A propósito da comemoração do Dia Internacional da Mulher, durante uma aula onde se falava sobre os direitos conquistados pelas mulheres após a revolução de abril, um aluno comentou que eu tinha sorte, porque não precisei de conquistar, nem lutar por nada. Entendo o que ele me quis dizer, no entanto tenho de discordar. É certo que as nossas antecessoras já desbravaram o caminho mais árduo, mas também cabe a nós, mulheres portuguesas do século XXI, não deixar que todas as conquistas e direitos alcançados até agora estejam em causa. Com esta resposta o aluno olhou-me com admiração, e questionou se poderíamos perder os direitos já conquistados. Teoricamente não, mas ainda há pouco tempo assistimos um membro de um partido colocar novamente em cima da mesa o direito ao aborto, e com isto não nos podemos esquecer do retrocesso que houve neste campo em alguns países ditos democráticos, nomeadamente nos EUA.

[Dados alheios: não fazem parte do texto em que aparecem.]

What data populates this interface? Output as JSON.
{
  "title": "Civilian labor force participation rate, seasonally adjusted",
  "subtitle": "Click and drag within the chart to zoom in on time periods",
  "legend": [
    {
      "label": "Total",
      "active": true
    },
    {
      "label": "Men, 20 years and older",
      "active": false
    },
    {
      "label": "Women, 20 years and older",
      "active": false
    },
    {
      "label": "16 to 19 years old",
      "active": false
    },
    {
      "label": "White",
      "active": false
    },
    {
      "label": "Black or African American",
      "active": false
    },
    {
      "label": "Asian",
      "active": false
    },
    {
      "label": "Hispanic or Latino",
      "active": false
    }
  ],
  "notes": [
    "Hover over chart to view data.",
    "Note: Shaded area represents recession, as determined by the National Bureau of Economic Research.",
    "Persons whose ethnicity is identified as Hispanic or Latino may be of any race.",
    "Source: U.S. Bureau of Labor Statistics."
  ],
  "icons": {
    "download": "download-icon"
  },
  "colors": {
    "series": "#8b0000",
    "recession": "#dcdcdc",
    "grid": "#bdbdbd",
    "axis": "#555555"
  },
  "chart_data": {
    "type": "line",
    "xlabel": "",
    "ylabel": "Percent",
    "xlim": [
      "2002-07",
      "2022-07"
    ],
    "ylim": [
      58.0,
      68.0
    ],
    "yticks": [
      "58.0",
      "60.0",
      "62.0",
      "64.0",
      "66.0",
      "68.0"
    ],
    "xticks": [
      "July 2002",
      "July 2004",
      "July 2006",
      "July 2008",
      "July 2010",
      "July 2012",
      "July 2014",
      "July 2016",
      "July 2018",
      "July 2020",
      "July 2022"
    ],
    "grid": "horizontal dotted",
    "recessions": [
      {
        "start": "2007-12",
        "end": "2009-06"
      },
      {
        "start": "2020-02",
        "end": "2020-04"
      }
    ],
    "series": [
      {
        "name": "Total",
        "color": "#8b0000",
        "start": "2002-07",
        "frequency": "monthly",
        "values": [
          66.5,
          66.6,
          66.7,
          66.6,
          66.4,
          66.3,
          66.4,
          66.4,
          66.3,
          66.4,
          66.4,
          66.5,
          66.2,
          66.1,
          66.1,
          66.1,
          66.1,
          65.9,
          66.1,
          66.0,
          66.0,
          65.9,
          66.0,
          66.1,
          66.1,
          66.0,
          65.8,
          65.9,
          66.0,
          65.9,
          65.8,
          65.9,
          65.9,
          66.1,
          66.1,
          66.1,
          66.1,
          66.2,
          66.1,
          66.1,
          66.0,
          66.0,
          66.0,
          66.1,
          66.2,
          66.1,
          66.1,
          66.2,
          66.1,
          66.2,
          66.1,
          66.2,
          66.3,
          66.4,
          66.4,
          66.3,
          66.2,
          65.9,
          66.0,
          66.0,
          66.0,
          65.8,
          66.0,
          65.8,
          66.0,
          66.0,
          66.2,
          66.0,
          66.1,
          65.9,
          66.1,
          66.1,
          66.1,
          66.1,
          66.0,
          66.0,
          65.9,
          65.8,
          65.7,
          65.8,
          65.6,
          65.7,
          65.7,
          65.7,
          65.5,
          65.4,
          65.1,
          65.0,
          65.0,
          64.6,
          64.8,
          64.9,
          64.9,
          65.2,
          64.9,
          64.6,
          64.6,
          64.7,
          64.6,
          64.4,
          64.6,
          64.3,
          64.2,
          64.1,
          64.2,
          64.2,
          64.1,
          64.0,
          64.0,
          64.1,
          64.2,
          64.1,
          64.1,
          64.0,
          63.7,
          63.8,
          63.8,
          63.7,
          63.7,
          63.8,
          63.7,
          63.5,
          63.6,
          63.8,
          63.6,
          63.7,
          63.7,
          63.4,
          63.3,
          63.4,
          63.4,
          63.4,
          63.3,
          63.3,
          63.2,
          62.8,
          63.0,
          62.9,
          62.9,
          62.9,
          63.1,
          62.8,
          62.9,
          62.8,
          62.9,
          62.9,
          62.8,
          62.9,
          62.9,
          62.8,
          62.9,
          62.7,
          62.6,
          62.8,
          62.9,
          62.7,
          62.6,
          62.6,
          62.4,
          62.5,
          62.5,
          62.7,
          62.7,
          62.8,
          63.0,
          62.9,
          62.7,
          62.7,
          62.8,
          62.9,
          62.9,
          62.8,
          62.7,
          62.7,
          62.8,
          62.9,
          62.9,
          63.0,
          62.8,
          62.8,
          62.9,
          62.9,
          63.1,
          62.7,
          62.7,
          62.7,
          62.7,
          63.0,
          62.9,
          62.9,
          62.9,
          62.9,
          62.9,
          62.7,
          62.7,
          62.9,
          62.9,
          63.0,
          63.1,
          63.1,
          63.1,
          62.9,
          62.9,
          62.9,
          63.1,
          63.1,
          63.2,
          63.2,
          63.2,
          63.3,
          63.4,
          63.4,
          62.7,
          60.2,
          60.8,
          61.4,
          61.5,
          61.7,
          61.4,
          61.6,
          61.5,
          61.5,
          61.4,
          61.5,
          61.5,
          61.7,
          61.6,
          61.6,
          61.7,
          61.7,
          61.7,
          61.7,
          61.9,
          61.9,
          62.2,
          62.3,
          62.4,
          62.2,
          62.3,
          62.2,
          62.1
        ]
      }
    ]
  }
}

Ainda considero, que como mulher tenho a sorte de viver na parte certa do planeta, com todas as suas imperfeições é certo, mas isto dos direitos das mulheres não devia ser uma questão de sorte. É importante não esquecer, não só hoje, mas todos os dias, que em pleno século XXI há mulheres que voltaram a perder os seus direitos (poucos é certo), perante um mundo impávido e sereno que nada fez para as socorrer. É inevitável pensar como ainda é difícil ser-se mulher, até mesmo na parte certa do planeta, portanto não dou a minha liberdade, nem os meus direitos como garantidos, e isto tanto serve para mulheres como para homens.
É impossível não me lembrar que há 50 anos as mulheres portuguesas não tinham direito de voto, não podiam sair do país ou trabalhar sem autorização do marido e muitas eram espancadas, agredidas, violentadas e não podiam pedir o divórcio.
Apesar de sempre ter vivido em liberdade e em democracia, a minha memória não é curta e não esquece tudo o que a História me ensinou. Neste Dia Internacional da Mulher, e também lembrando que as eleições legislativas estão à porta, nós, mulheres, não nos devemos esquecer de todas as que lutaram para que hoje fosse possível votar em liberdade, para que tivéssemos voz e que esta fosse ouvida. Carolina Beatriz Ângelo, Ana de Castro Osório e tantas outras cujo nome se perdeu no tempo. Tantas e tantas mulheres que ajudaram e ainda ajudam a construir este país. Mulheres que muitas vezes criam e educam sozinhas os seus filhos, mulheres que estudam ou voltaram a estudar para terem uma vida melhor. Mulheres que cuidam, que tratam, que ensinam, que protegem, que investigam, administram e que demasiadas vezes não têm o seu trabalho e esforço reconhecidos.
Tenho muito orgulho das mulheres do meu país, mulheres que, apesar de tudo, não desistem. Lembro-me especialmente das minhas avós, analfabetas, com muitos filhos para cuidar, num tempo em que era ainda mais difícil ser-se mulher. Num tempo em que tinham de aguentar caladas a violência e os maus-tratos, num tempo onde ainda não tinham voz, ou pelo menos uma voz igualitária. Num tempo em que praticamente estava tudo vedado, até mesmo para as mais instruídas. Gostava que elas estivessem cá para verem o que cada uma de nós conseguiu conquistar, o resultado de 50 anos de democracia, mas também de luta, esforço, resiliência, empenho. Palavras que caracterizam bem a alma feminina.
Às minhas avós, que nenhuma voz tiveram, e a todas das outras que durante décadas não se calaram e que permitiram que hoje estivesse aqui, em liberdade, a escrever isto, vou honrá-las dia 10, com o meu voto. É um simples voto, mas é o meu. Obrigada.